Page variants A/B tested player imagery, dynamic prize pool counters updated per fixture, and urgency messaging tied to halftime deadlines. Conversion rate improved over the programme by systematically removing friction points including guest checkout for first-time entrants and one-tap payment via Apple Pay and Google Pay on mobile devices.
Matchday Synchronised Campaigns That Converted Remote Viewers Into Paying Draw Entrants
The core technical challenge was converting matchday enthusiasm into digital draw entries from fans watching on screens rather than sitting in Stamford Bridge. A physical participation model cannot scale beyond 40,343 seats. We needed to reach the 80% male 18-to-34 UK fanbase on their devices and convert them during the emotional peaks of a live fixture.
We built a matchday-synchronised paid media architecture on Meta and Instagram targeting Chelsea supporters with draw entry ads timed to kickoff windows when engagement peaks. Lookalike audiences modelled on previous draw entrants expanded reach beyond known fans. Landing pages featured integrated chatbot flows that guided users from entry to payment in under 90 seconds, eliminating form friction that kills mobile conversion. Each page A/B tested player imagery, prize amounts, and Foundation messaging to isolate which emotional driver converted best. CRM sequences triggered post-match for non-converters with personalised follow-ups referencing specific match results and next fixture dates, creating a persistent re-engagement loop tied to the Premier League calendar. Server-side conversion tracking via Meta's Conversions API fed purchase events back to bid algorithms, teaching campaigns which fan segments produced paying entrants rather than clicks.

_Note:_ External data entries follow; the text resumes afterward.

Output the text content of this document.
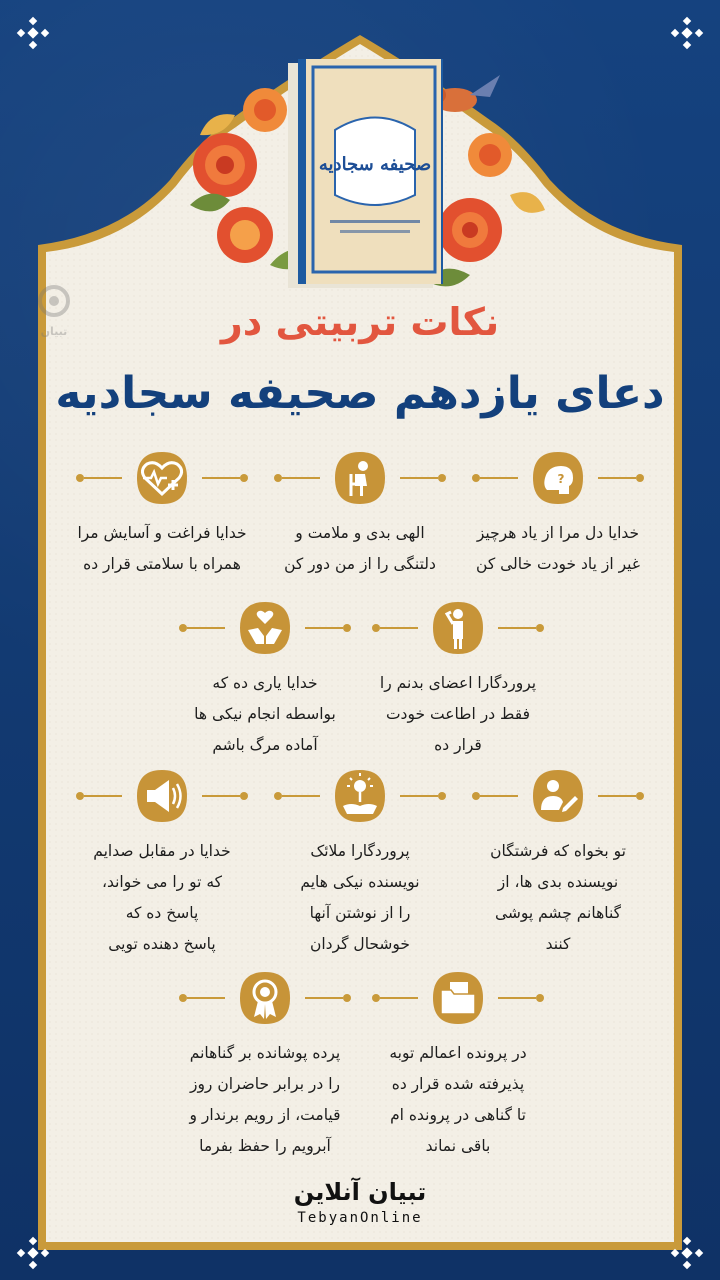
صحیفه سجادیه
تبیان	نکات تربیتی در
دعای یازدهم صحیفه سجادیه
?
خدایا دل مرا از یاد هرچیز
غیر از یاد خودت خالی کن
الهی بدی و ملامت و
دلتنگی را از من دور کن
خدایا فراغت و آسایش مرا
همراه با سلامتی قرار ده
پروردگارا اعضای بدنم را
فقط در اطاعت خودت
قرار ده
خدایا یاری ده که
بواسطه انجام نیکی ها
آماده مرگ باشم
تو بخواه که فرشتگان
نویسنده بدی ها، از
گناهانم چشم پوشی
کنند
پروردگارا ملائک
نویسنده نیکی هایم
را از نوشتن آنها
خوشحال گردان
خدایا در مقابل صدایم
که تو را می خواند،
پاسخ ده که
پاسخ دهنده تویی
در پرونده اعمالم توبه
پذیرفته شده قرار ده
تا گناهی در پرونده ام
باقی نماند
پرده پوشانده بر گناهانم
را در برابر حاضران روز
قیامت، از رویم برندار و
آبرویم را حفظ بفرما
تبیان آنلاین
TebyanOnline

Positive ROI at Every Home Fixture as BlueCo's Stadium Expansion Opens New Digital Channels
The programme delivered a 23% lift in member sign-ups, 1.2 million new global fan profiles, and 17% higher shop conversion. Every home fixture at Stamford Bridge produced positive ROI on paid media spend, a result that depended on synchronising campaign activation to the Premier League match calendar rather than running always-on campaigns that waste budget between fixtures.

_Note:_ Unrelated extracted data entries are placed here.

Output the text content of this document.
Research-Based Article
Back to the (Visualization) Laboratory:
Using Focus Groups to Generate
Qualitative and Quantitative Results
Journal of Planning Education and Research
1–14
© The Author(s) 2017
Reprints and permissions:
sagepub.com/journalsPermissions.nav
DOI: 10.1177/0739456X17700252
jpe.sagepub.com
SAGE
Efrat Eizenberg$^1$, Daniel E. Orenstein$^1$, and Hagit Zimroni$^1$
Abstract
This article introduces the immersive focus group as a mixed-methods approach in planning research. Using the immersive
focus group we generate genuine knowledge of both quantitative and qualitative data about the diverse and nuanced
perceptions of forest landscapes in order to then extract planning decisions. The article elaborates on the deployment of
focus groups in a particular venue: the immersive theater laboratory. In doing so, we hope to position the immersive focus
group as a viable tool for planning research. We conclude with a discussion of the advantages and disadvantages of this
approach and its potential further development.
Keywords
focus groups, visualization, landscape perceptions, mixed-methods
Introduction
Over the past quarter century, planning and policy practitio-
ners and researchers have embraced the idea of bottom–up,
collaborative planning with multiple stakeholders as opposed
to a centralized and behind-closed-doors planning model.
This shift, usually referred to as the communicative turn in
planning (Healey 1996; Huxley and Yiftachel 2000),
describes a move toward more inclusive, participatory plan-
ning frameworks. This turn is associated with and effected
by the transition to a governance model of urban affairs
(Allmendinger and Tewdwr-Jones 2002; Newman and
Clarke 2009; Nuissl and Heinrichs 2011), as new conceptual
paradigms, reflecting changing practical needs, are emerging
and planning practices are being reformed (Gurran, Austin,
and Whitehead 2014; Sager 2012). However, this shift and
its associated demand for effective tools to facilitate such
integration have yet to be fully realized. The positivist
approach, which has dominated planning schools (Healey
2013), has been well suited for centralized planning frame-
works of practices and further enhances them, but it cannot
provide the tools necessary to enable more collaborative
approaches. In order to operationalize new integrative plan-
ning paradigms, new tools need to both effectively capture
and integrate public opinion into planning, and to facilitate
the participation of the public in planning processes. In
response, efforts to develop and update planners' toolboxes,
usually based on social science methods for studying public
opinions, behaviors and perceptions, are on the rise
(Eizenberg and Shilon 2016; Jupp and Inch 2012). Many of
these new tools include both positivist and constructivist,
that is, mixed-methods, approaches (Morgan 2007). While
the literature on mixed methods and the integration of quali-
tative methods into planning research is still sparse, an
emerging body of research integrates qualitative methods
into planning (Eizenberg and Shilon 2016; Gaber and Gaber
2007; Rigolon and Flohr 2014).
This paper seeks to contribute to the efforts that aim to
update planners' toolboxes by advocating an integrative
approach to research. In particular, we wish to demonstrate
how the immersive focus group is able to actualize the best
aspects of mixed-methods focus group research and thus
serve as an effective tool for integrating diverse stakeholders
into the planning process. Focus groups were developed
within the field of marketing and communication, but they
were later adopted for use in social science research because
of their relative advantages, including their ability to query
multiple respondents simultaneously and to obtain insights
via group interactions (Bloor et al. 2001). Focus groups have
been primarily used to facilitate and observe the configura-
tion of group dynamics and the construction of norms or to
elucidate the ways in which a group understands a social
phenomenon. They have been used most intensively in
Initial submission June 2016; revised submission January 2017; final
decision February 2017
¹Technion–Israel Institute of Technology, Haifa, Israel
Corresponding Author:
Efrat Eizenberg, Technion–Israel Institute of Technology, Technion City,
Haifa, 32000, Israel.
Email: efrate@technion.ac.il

We treated a charitable draw as a fan data acquisition vehicle. Each 50/50 entry captured first-party profile data including location, match preferences, and purchase history, feeding Chelsea's CRM with segments previously invisible to the commercial team. Player-led content featuring first-team squad members endorsing the draw outperformed generic Foundation messaging on every metric, proving that in football the squad is the brand.
Premier League clubs face a structural shift in fan monetisation as BlueCo's $500 million Stamford Bridge redevelopment to 55,000 capacity and the July 2025 US tour targeting 100,000 attendees expand the physical fanbase. The 2025-2029 broadcasting deal grows international rights to Asia and the US, where 25 million viewers per match represent the fastest-growing Premier League audience. Digital fan engagement products like the 50/50 draw bridge broadcast viewers and first-party commercial relationships.